Getting people to say nice things about Microsoft (Linspire repo)

Les hlhowell at pacbell.net
Fri Jan 26 09:08:49 UTC 2007


On Thu, 2007-01-25 at 20:20 -0700, Craig White wrote:
> On Thu, 2007-01-25 at 19:38 -0500, Ric Moore wrote:
> > On Thu, 2007-01-25 at 07:41 -0700, Craig White wrote:
> > > On Thu, 2007-01-25 at 06:05 -0800, David Boles wrote:
> > > > 
> > > > 
> > > > Would know if Freespire has the same security flaw that Linspire has?
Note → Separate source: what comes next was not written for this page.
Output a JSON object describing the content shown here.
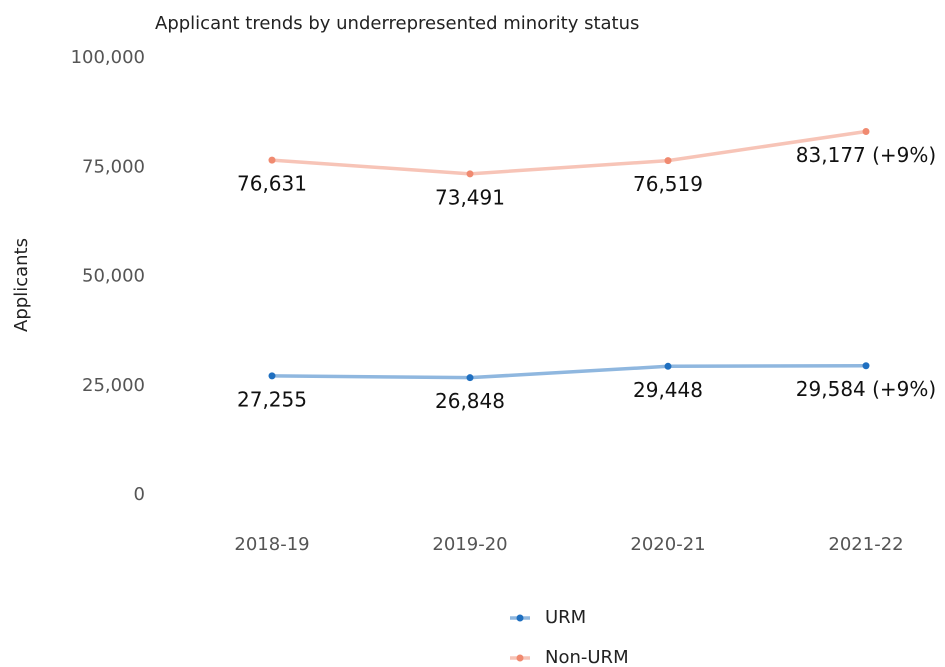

> > > > Everything by design in Linspire is run as 'root'. The GUI desktop. The
> > > > applications. The whole thing. Just like Windows does.
> > > ----
> > > Like Ric & Gene
> > > 
> > > Craig
> > 
> > You just had to go there, huh? <chuckles> 
> > 
> > Gene, Les, Tim and I must have been separated at birth, so our
> > coinciding use of the root user is just a sign of that. That plus older
> > vehicles with no computers nor smog controls on them, just belching
> > excess gas and carbon into the ozone the way God intended an American
> > Make to do; though side-pipes to scorch the pavement, a proper
> > gear-ratio to spin the tires and to scare the neighborhood into a hasty
> > retreats while shooing the children to safety. All of that while
> > stone-cold sober. OOH-RAH! 
> > 
> > <Hi-fives Gene + Les> + <smirks> Ric
> ----
> I don't recall Les ever sounding in on whether he logs into the GUI
> desktop as root - perhaps he does but I think not. I wouldn't know about
> Tim.
> 
> I do see Gene complaining about things that he thinks didn't get
> installed properly where no one else has had those issues and I think
> they relate to his continual operation as root, especially building
> packages as root.
> 
> It strikes me as a lazy habit and once someone has settled in to this
> habit, they will not give it up easily. Reminds me of the adage that
> people will purchase emotionally and try to defend their purchase
> rationally.
> 
> I am sort of amused by the adoption of procedure on various OS's - where
> Windows installs the first user as superuser and this user must actually
> labor to create new user accounts and remove the administrative role
> from the first user account. Fedora first boot asks you to create the
> unprivileged user account and some users log in as super user anyway.
> 
> It's clear that the reason that Windows sets the normal user account to
> superuser privileges because they want to appeal to the non-technical
> users who simply want to turn on a computer and start using it right
> away. The penalty for that is that this user must run firewalls that ask
> questions the user doesn't understand, employ anti-virus software that
> this user probably won't verify is being updated and hopefully, when the
> subscription based update service expires, handholds the user into
> repurchase and gets it updated.
> 
> Clearly this is the market that Linspire is seeking which is why they
> also run as superuser.
> 
> Linux has traditionally followed the UNIX methodology where the least
> privileges necessary to function and Fedora / Red Hat has embraced this
> principle closely and has helped to develop the tools necessary to allow
> the user to function and obtain privileges if/when necessary/possible.
> 
> In the end however, it is still your system and of course, you are
> entitled to use however you see fit including disabling SELinux, build
> packages as root, run GUI as root, etc. I guess that the thing that
> clinches it for me is the people whose opinions I most respect suggest
> the above is not good practice.
> 
> Craig
> 
Sorry, Ric,
	In this case Craig is right.  I do not run as superuser.  I run as a
liddle ole' normla user (sic).  I have found that my stumbling fingers
stumble into some nasties all by them selves as root that I then have to
try to figure out what I did and why it had those precise consequences.